Martin Neil, co-founder of Agena, explains how the insurance industry is ready to embrace Bayesian analytical methods
In what ways is artificial intelligence and big data unsuitable for systemic risk analysis in the insurance world?
Artificial intelligence (AI) approaches that rely on big data naively assume that all we need is more and larger data sets to compensate for our lack of understanding about what we are interested in — the process that gives rise to the risky events we want to avoid or the opportunities we wish to pursue.
The crowning achievements of science are, in large part, based on theories and models of reality; these have not been discovered using big data and machine learning, but are instead the result of human insight and experience.
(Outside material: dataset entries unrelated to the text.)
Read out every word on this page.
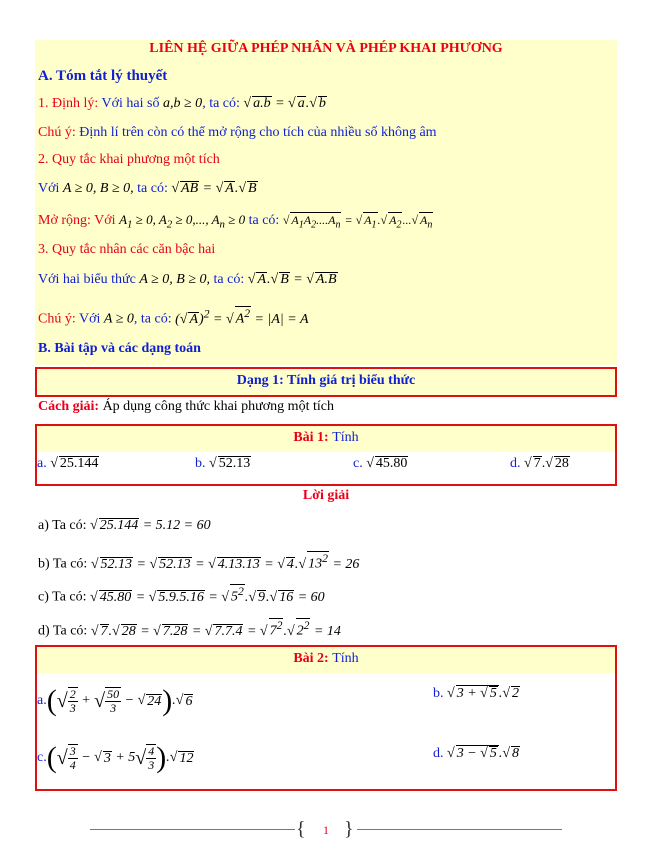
LIÊN HỆ GIỮA PHÉP NHÂN VÀ PHÉP KHAI PHƯƠNG
A. Tóm tắt lý thuyết
1. Định lý: Với hai số a,b ≥ 0, ta có: √ a.b = √ a.√ b
Chú ý: Định lí trên còn có thể mở rộng cho tích của nhiều số không âm
2. Quy tắc khai phương một tích
Với A ≥ 0, B ≥ 0, ta có: √ AB = √ A.√ B
Mở rộng: Với $A_1 \ge 0$, $A_2 \ge 0$,..., $A_n \ge 0$ ta có: √ $A_1A_2....A_n$ = √ $A_1.√$ $A_2...√$ $A_n$
3. Quy tắc nhân các căn bậc hai
Với hai biểu thức A ≥ 0, B ≥ 0, ta có: √ A.√ B = √ A.B
Chú ý: Với A ≥ 0, ta có: (√ A)$^2$ = √ $A^2 = |A| = A$
B. Bài tập và các dạng toán
Dạng 1: Tính giá trị biểu thức
Cách giải: Áp dụng công thức khai phương một tích
Bài 1: Tính
a. √ 25.144	b. √ 52.13	c. √ 45.80	d. √ 7.√ 28
Lời giải
a) Ta có: √ 25.144 = 5.12 = 60
b) Ta có: √ 52.13 = √ 52.13 = √ 4.13.13 = √ 4.√ $13^2 = 26$
c) Ta có: √ 45.80 = √ 5.9.5.16 = √ $5^2.√$ 9.√ 16 = 60
d) Ta có: √ 7.√ 28 = √ 7.28 = √ 7.7.4 = √ $7^2.√$ $2^2 = 14$
Bài 2: Tính
a. ( √ $\frac{2}{3}$ + √ $\frac{50}{3}$ − √ 24 ) . √ 6	b. √ 3 + √ 5 .√ 2
c. ( √ $\frac{3}{4}$ − √ 3 + 5 √ $\frac{4}{3}$ ) . √ 12	d. √ 3 − √ 5 .√ 8
{ }
1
For many insurance problems, where the processes and risks are already very well understood, AI and big data can really bring benefits, usually by automating and optimising pre-existing prediction solutions. However, where the processes of interest are complex, rare or novel in a way that gives rise to systemic risk — these, by their very nature, do not have a lot of data attached to them. It is arguable that systemic and complex risks are those that will have the biggest commercial impact, yet they are the least suitable for the application of big data-based AI.
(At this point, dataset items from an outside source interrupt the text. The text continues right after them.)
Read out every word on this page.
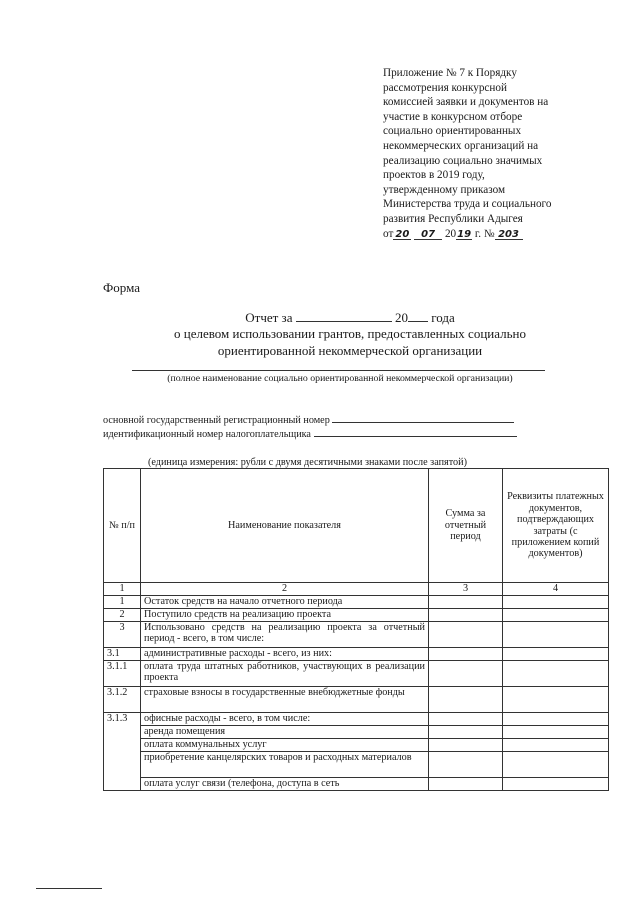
Приложение № 7 к Порядку
рассмотрения конкурсной
комиссией заявки и документов на
участие в конкурсном отборе
социально ориентированных
некоммерческих организаций на
реализацию социально значимых
проектов в 2019 году,
утвержденному приказом
Министерства труда и социального
развития Республики Адыгея
от 20 07 2019 г. № 203
Форма
Отчет за	20 года
о целевом использовании грантов, предоставленных социально
ориентированной некоммерческой организации
(полное наименование социально ориентированной некоммерческой организации)
основной государственный регистрационный номер
идентификационный номер налогоплательщика
(единица измерения: рубли с двумя десятичными знаками после запятой)
№ п/п	Наименование показателя	Сумма за отчетный период	Реквизиты платежных документов, подтверждающих затраты (с приложением копий документов)
1	2	3	4
1	Остаток средств на начало отчетного периода		
2	Поступило средств на реализацию проекта		
3	Использовано средств на реализацию проекта за отчетный период - всего, в том числе:		
3.1	административные расходы - всего, из них:		
3.1.1	оплата труда штатных работников, участвующих в реализации проекта		
3.1.2	страховые взносы в государственные внебюджетные фонды		
3.1.3	офисные расходы - всего, в том числе:		
	аренда помещения		
	оплата коммунальных услуг		
	приобретение канцелярских товаров и расходных материалов		
	оплата услуг связи (телефона, доступа в сеть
How do you introduce causal modelling into risk analysis and decision making?
Instead of using big data we have pioneered ideas sourced from another branch of AI called Bayesian reasoning.
Two ideas are central to this Bayesian approach: causal modelling of the underlying risk process and the measurement of probability from data, but also using human judgement. By combining these we can exploit human insight and expertise to model variables and how they are connected so that we can explain how data is generated. This is what we call the “smart data” approach.
We help organisations structure their problems in a causal fashion so that they can see what behaviours and practices lead to better decisions and ultimately better outcomes. Identifying causal drivers is a creative exercise driven by conversation, imagination and the challenge of preconceived ideas, which is then followed up by the design of decision and risk models that directly represent reality.
What kinds of new modelling technologies should actuaries look to?
Actuaries and risk analysts should be looking at adopting Bayesian networks, but should not make the mistake of simply adopting a Bayesian statistics tool. At first glance these might look like identical offerings, but Bayesian statistics is simply a flavour of machine learning from data – it does not directly offer any help with causal reasoning nor does it provide any capability to embed human judgement and experience during model building.
The kinds of modelling features that are essential in Bayesian networks software should promote ease of use, high productivity and quick model revision, because most of the model building is done ‘live’ with problem owners, rather than being done separately in an ‘ivory tower’.
Which parts of the insurance decision-making process can Bayesian analysis help with?
Our insurance clients have used Bayesian and causal analysis to help in operational risk, cyber risk, risk tolerance, strategic decision making and investment modelling, among others. Our tools and technology have also been used in many other application areas, which at first glance might look unrelated to insurance problems but share common challenges that risk and decision makers in insurance can leverage.
We are currently completing our cloud version of AgenaRisk which will make these models available throughout a business without the rigmarole of having to buy licences, laptops, machines or write special code.
Is the industry ready to move on from traditional classical statistical analysis and embrace causal and Bayesian methods?
Yes, it is. Some 20 years ago, Bayesian and causal thinking was very much at the periphery of statistical thinking in insurance. But the industry has had to wake up to the fact that data and classical statistics isn’t enough to deal with the kinds of systemic events that regulations are now forcing them to consider.
Inevitably, actuaries and analysts make assumptions all the time and classical statistics encourage these to be ignored or kept hidden. This must change. There is a growing realisation that causal and Bayesian thinking is moving out from AI and computer science and replacing large areas where classical statistics was never a good fit in the first place.